Os ‘voos mortais’ da Argentina: quando pessoas foram expulsas dos aviões

Uma multidão lotada em um teatro em Buenos Aires assistiu a uma das primeiras exibições do filme

Uma lembrança arrepiante da violenta ditadura militar argentina entre 1976 e 1983 ressurgiu na tela grande com o documentário ‘Traslados’ (Transferidos). O filme lança luz sobre a prática assombrosa dos “voos da morte”, onde milhares de dissidentes foram presos e jogados para fora de aviões, muitas vezes vivos, no Rio da Prata e no Oceano Atlântico.

Esta semana, uma multidão lotada num teatro em Buenos Aires, capital da Argentina, assistiu a uma das primeiras exibições do filme, que colocou os sobreviventes e as gerações mais jovens frente a frente com um passado que muitos prefeririam esquecer.

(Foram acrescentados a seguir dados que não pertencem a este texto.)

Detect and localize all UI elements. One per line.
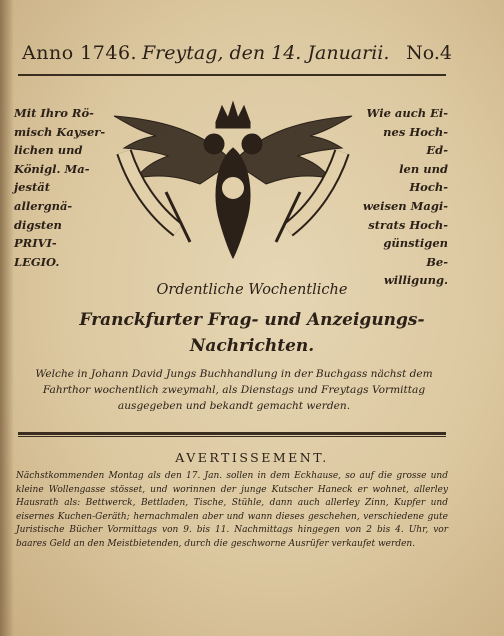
issue-number: No.4	[406, 42, 452, 64]
issue-year: Anno 1746.	[22, 42, 138, 64]
approval-line: Wie auch Ei-	[366, 106, 448, 120]
top-rule	[18, 74, 446, 76]
approval-line: strats Hoch-	[368, 217, 448, 232]
privilege-line: LEGIO.	[14, 254, 60, 269]
privilege-line: lichen und	[14, 143, 83, 158]
avertissement-body: Nächstkommenden Montag als den 17. Jan. sollen in dem Eckhause, so auf die grosse und kleine Wollengasse stösset, und worinnen der junge Kutscher Haneck er wohnet, allerley Hausrath als: Bettwerck, Bettladen, Tische, Stühle, dann auch allerley Zinn, Kupfer und eisernes Kuchen-Geräth; hernachmalen aber und wann dieses geschehen, verschiedene gute Juristische Bücher Vormittags von 9. bis 11. Nachmittags hingegen von 2 bis 4. Uhr, vor baares Geld an den Meistbietenden, durch die geschworne Ausrüfer verkaufet werden.	[16, 471, 448, 549]
section-rule	[18, 432, 446, 435]
double-headed-eagle-emblem	[104, 92, 362, 262]
privilege-line: misch Kayser-	[14, 124, 106, 139]
masthead-line	[22, 38, 452, 68]
approval-line: willigung.	[383, 273, 448, 288]
title-line-2: Franckfurter Frag- und Anzeigungs-	[79, 310, 425, 330]
title-line-3: Nachrichten.	[189, 336, 315, 356]
privilege-line: Mit Ihro Rö-	[14, 106, 94, 120]
imperial-privilege-note	[14, 104, 106, 271]
privilege-line: jestät allergnä-	[14, 180, 73, 213]
approval-line: weisen Magi-	[362, 198, 448, 213]
avertissement-heading: AVERTISSEMENT.	[175, 450, 329, 465]
approval-line: len und Hoch-	[399, 161, 448, 195]
privilege-line: Königl. Ma-	[14, 161, 90, 176]
issue-date: Freytag, den 14. Januarii.	[142, 42, 390, 64]
privilege-line: digsten PRIVI-	[14, 217, 62, 251]
council-approval-note	[362, 104, 448, 290]
title-line-1: Ordentliche Wochentliche	[156, 282, 348, 298]
approval-line: günstigen Be-	[383, 236, 448, 269]
publication-note: Welche in Johann David Jungs Buchhandlung in der Buchgass nächst dem Fahrthor wochentlich zweymahl, als Dienstags und Freytags Vormittag ausgegeben und bekandt gemacht werden.	[35, 368, 433, 412]
section-rule-thin	[18, 436, 446, 437]
approval-line: nes Hoch-Ed-	[383, 124, 448, 158]
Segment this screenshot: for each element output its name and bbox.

Quais foram os ‘voos da morte’?

O termo “voos da morte” refere-se a execuções brutais cometidas pela ditadura militar argentina. Aqueles considerados inimigos, incluindo activistas e intelectuais, do regime foram informados de que estavam a ser “transferidos” para outro local. Em vez disso, foram torturados e levados a bordo de aviões militares.

Em pleno voo, foram atirados dos aviões, muitos ainda vivos, ao mar ou ao Rio da Prata, onde se afogariam ou morreriam com o impacto. O destino de milhares de pessoas permanece um mistério; seus corpos nunca foram recuperados. O que foi descrito por muitos como “terrorismo patrocinado pelo Estado” foi uma tática fundamental para silenciar a dissidência durante a “Guerra Suja” da Argentina.

Documentário ‘Transferências’

Dirigido por Nicolas Gil Lavedra, ‘Traslados’ – o documentário de 90 minutos – reúne testemunhos de sobreviventes, material de arquivo e reconstituições dramatizadas para apresentar os horrores dos voos da morte. Segundo Lavedra, ‘Traslados’ “coloca provas na mesa, reúne todas as peças e tudo o que se sabe…sobre os voos da morte”.

“Não existem opiniões partidárias ou subjetivas, existem fatos e existem evidências”, disse Lavedra à AFP.

O seu objectivo era apresentar um relato claro e imparcial das atrocidades cometidas durante a ditadura, uma época em que 30 mil pessoas foram mortas ou desapareceram, segundo organizações de direitos humanos. Uma das histórias centrais apresentadas em ‘Traslados’ é a de Esther Ballestrino, Azucena Villaflor e Maria Ponce, fundadoras das “Mães da Praça de Maio” – um grupo que continua a lutar por justiça para os desaparecidos. Juntamente com as freiras francesas Alice Domon e Leonie Duquet, e sete outros activistas, foram raptadas e mortas num dos voos da morte em 14 de Dezembro de 1977.

O documentário surge enquanto a Argentina ainda enfrenta sua história sombria. A controvérsia surgiu no início deste ano, quando legisladores do partido do presidente Javier Milei visitaram antigos oficiais militares condenados por crimes contra a humanidade, incluindo Alfredo Astiz, o homem que se infiltrou nas “Mães da Praça de Maio” e identificou as mulheres que foram posteriormente mortas.

O lançamento do documentário reacendeu apelos por justiça e lembrança. Para Lavedra, isto é mais do que revisitar a história – trata-se de moldar o presente. Ele disse: “A única maneira que temos de curar essa ferida é com justiça, verdade e memória”.

A sua ligação ao assunto é profunda, já que o seu pai presidiu julgamentos pós-ditadura e já dirigiu um filme sobre a activista dos direitos humanos Estela de Carlotto, presidente do grupo ‘Mães’.

A ditadura militar argentina

A ditadura militar argentina continua a ser uma das mais brutais da história latino-americana. Tortura, desaparecimentos forçados e assassinatos sancionados pelo Estado foram usados ​​para reprimir qualquer forma de dissidência. Enquanto os militares procuravam manter o poder, o povo da Argentina vivia em constante medo, sem saber quem entre eles poderia desaparecer em seguida.
Os “voos da morte” representam uma das tácticas mais horríveis deste regime e muitas das vítimas nunca foram identificadas.

Para os argentinos mais jovens, muitos dos quais nasceram muito depois da ditadura, ‘Traslados’ proporciona uma lembrança nítida do passado brutal do país.